Tempo::new(4, 120).using(&BASS, 0)
    .bar(1).phrase(bass_bar((A, 1), (E, 0), (Gs, 0)))
    .bar(2).phrase(bass_bar((A, 1), (A, 1), (Gs, 0)))
    .bar(3).phrase(bass_bar((Fs, 0), (E, 0), (E, 0)))
    .bar(4).phrase(bass_bar((Fs, 0), (Fs, 0), (E, 0)))
    .bar(5).phrase(bass_bar((D, 0), (D, 0), (Fs, 0)))
    .bar(6).phrase(bass_bar((E, 0), (E, 0), (Gs, 0)))
    .bar(7).phrase(bass_bar((A, 1), (E, 0), (Gs, 0)))
    .bar(8).phrase(bass_bar((A, 1), (E, 0), (Gs, 0)))
    .build();

That lets me build bigger tunes out of smaller phrases, but more importantly: to think of music as a sequence of variants of structured sub-parts. I’m not going to argue that’s what music is, but it’s a large part of how I think about music, particularly the style of music I want to angle for here.

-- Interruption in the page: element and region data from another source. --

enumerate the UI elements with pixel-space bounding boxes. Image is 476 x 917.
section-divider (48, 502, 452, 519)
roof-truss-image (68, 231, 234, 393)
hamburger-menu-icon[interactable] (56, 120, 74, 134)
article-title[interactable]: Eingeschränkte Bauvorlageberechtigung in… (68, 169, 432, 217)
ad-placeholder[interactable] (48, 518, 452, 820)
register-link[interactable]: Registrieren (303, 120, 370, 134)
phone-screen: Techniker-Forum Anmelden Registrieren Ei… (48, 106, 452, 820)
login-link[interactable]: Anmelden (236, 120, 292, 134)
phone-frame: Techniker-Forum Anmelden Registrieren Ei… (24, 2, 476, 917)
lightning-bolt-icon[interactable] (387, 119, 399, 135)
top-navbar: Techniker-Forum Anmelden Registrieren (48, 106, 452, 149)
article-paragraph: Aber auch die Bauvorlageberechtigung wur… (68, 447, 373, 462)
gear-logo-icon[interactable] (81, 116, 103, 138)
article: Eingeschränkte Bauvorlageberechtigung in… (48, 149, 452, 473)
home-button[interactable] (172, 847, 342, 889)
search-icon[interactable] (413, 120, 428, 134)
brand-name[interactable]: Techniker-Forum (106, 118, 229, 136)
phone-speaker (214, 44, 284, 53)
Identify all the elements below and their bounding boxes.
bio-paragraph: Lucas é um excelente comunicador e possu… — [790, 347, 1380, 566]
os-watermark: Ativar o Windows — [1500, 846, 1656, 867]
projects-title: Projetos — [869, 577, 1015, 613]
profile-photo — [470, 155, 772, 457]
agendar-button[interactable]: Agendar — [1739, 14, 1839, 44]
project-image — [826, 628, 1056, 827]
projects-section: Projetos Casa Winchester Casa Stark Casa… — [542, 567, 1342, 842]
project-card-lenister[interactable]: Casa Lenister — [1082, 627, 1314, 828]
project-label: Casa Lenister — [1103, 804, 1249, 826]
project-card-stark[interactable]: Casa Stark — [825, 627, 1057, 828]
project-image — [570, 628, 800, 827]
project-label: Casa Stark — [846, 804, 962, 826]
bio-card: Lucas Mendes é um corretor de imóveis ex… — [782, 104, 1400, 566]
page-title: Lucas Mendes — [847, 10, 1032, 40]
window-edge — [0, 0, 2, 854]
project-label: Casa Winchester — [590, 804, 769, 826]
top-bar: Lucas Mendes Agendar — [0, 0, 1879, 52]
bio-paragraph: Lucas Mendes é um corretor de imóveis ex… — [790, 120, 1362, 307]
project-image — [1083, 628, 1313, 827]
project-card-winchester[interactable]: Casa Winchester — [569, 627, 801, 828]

Turning a four-note phrase into a function makes this a little more concise and clearer, but say I wanted instead to do Street Spirit (Fade Out) by Radiohead - that has a repeating pattern of 16 semiquavers played throughout, arpeggiating one of 3 chords: the information there is much, much less dense than the notes are. Being able to reduce that pattern to a single invokable thing not only makes it much easier to scale across an entire piece, but also makes intent a bunch clearer too.

I think I may be happy with my music hard-coded into the game with this approach. Let’s see where it takes me.